We deploy a SageMaker notebook instance in a private subnet and allow outbound internet connectivity, while controlling inbound connectivity. To enable notebook to AWS Service Endpoint communication, we then use VPC Endpoints powered by AWS PrivateLink. The benefit of using AWS PrivateLink is it allows SageMaker notebook instances to access the SageMaker real-time inference endpoint over the private network IP space.
Hugging Face's TGI provides a seamless way to deploy LLMs for real-time text generation. It bundles prebuilt Docker containers that handle hosting infrastructure so users can focus on their applications and use-cases.
Falcon-40b features advanced text generation and comprehension capabilities. Boasting 178 billion parameters, Falcon-40b is one of the largest publicly available models. Trained on 1.5 trillion text tokens across English, German, Spanish, French, and other languages, Falcon-40b can fluently generate, summarize, and translate text.
SageMaker real-time inference endpoints enable low-latency, high-throughput hosting of machine learning models for real-time inference. By using Amazon SageMaker, we can take advantage of the operational efficiencies of using AWS infrastructure and eliminating the undifferentiated heavy-lifting. Amazon SageMaker handles provisioning servers, scaling, monitoring, and availability freeing up the data scientists to work with LLMs.
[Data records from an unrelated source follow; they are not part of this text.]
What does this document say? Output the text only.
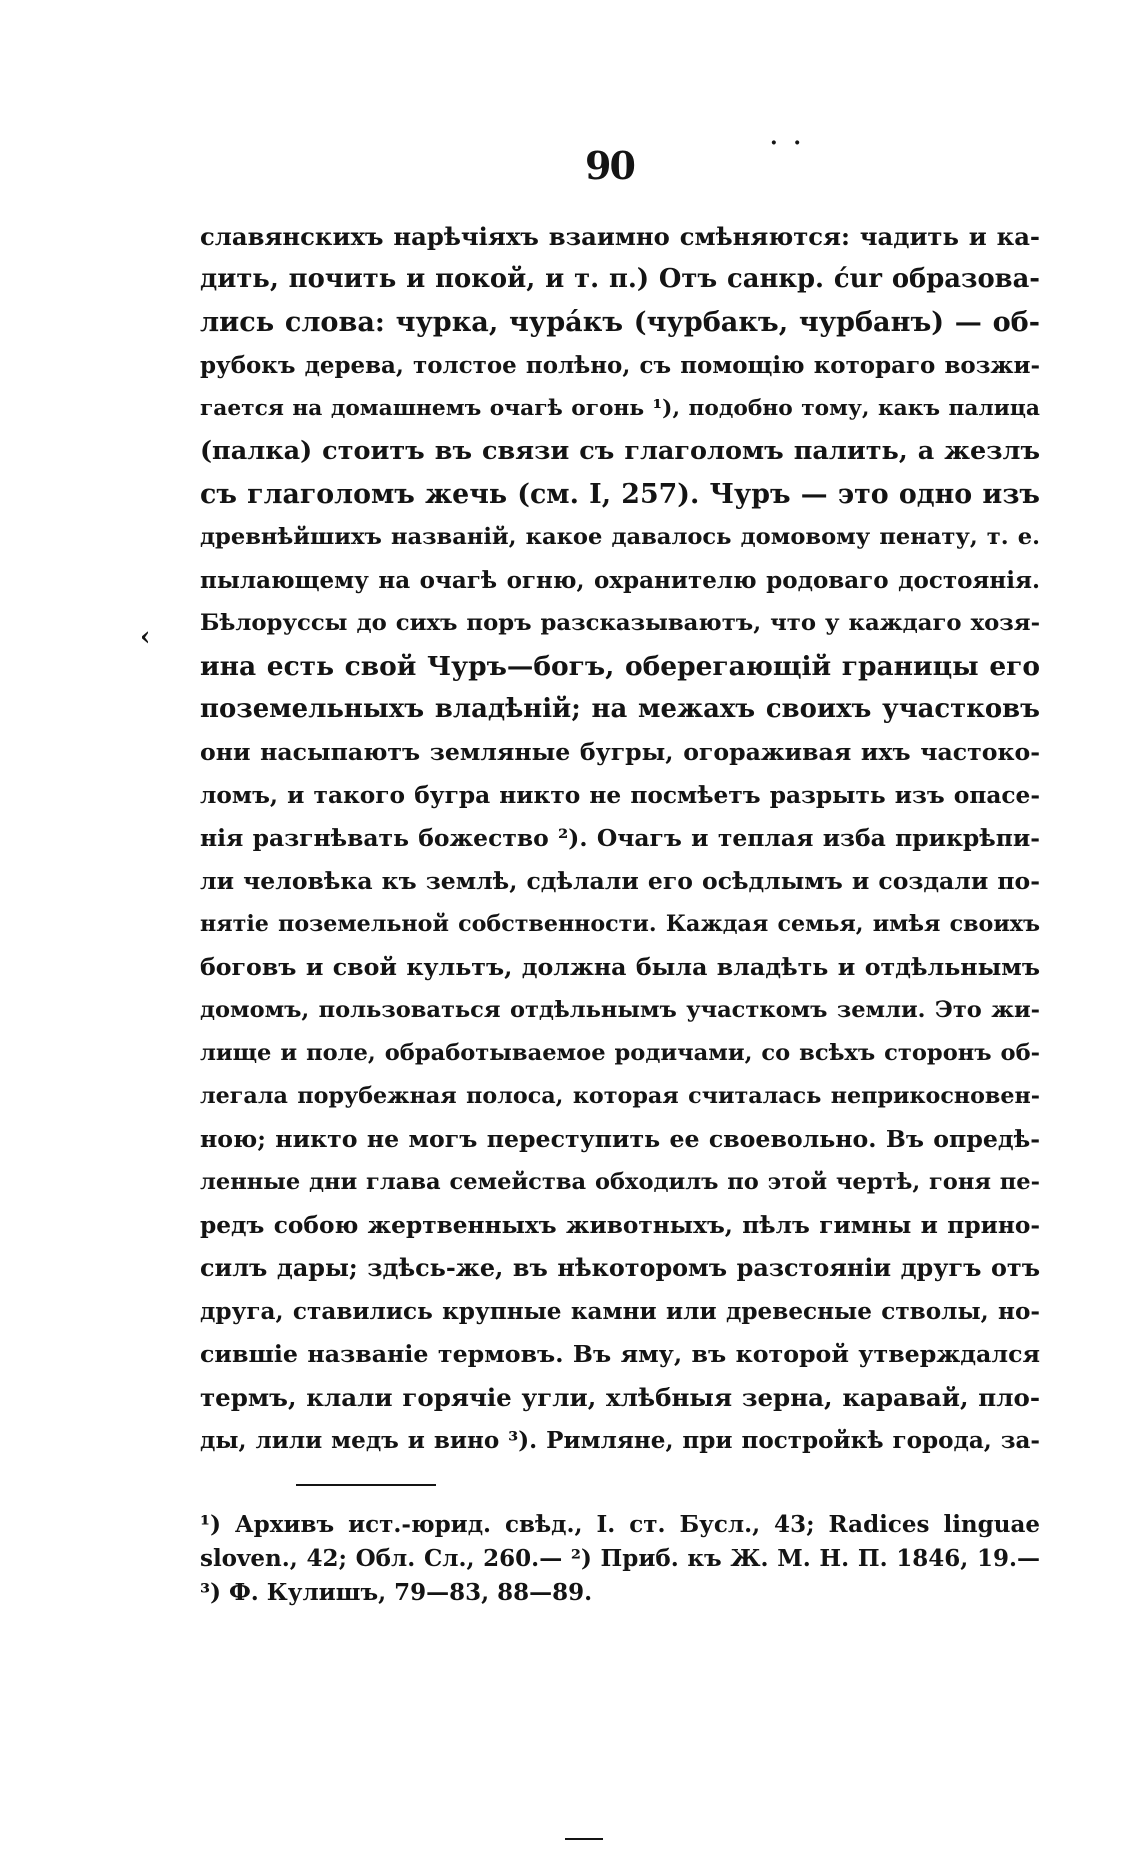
90	· ·
‹
славянскихъ нарѣчіяхъ взаимно смѣняются: чадить и ка-
дить, почить и покой, и т. п.) Отъ санкр. ćur образова-
лись слова: чурка, чура́къ (чурбакъ, чурбанъ) — об-
рубокъ дерева, толстое полѣно, съ помощію котораго возжи-
гается на домашнемъ очагѣ огонь ¹), подобно тому, какъ палица
(палка) стоитъ въ связи съ глаголомъ палить, а жезлъ
съ глаголомъ жечь (см. I, 257). Чуръ — это одно изъ
древнѣйшихъ названій, какое давалось домовому пенату, т. е.
пылающему на очагѣ огню, охранителю родоваго достоянія.
Бѣлоруссы до сихъ поръ разсказываютъ, что у каждаго хозя-
ина есть свой Чуръ—богъ, оберегающій границы его
поземельныхъ владѣній; на межахъ своихъ участковъ
они насыпаютъ земляные бугры, огораживая ихъ частоко-
ломъ, и такого бугра никто не посмѣетъ разрыть изъ опасе-
нія разгнѣвать божество ²). Очагъ и теплая изба прикрѣпи-
ли человѣка къ землѣ, сдѣлали его осѣдлымъ и создали по-
нятіе поземельной собственности. Каждая семья, имѣя своихъ
боговъ и свой культъ, должна была владѣть и отдѣльнымъ
домомъ, пользоваться отдѣльнымъ участкомъ земли. Это жи-
лище и поле, обработываемое родичами, со всѣхъ сторонъ об-
легала порубежная полоса, которая считалась неприкосновен-
ною; никто не могъ переступить ее своевольно. Въ опредѣ-
ленные дни глава семейства обходилъ по этой чертѣ, гоня пе-
редъ собою жертвенныхъ животныхъ, пѣлъ гимны и прино-
силъ дары; здѣсь-же, въ нѣкоторомъ разстояніи другъ отъ
друга, ставились крупные камни или древесные стволы, но-
сившіе названіе термовъ. Въ яму, въ которой утверждался
термъ, клали горячіе угли, хлѣбныя зерна, каравай, пло-
ды, лили медъ и вино ³). Римляне, при постройкѣ города, за-
¹) Архивъ ист.-юрид. свѣд., I. ст. Бусл., 43; Radices linguae
sloven., 42; Обл. Сл., 260.— ²) Приб. къ Ж. М. Н. П. 1846, 19.—
³) Ф. Кулишъ, 79—83, 88—89.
Amazon SageMaker notebook instances provide a managed and familiar environment, purpose-built for developing and evaluating ML models. Amazon SageMaker provides a painless and cost effective sandbox to prototype capabilities.
Multiple instance types give data scientists flexibility to test small demos or fine-tune LLMs on significant datasets.
Networking components and features of AWS like AWS PrivateLink allow administrators to control private connectivity between VPCs and AWS services securely on AWS without traversing the public internet. This helps enable secure LLM experimentation with datasets.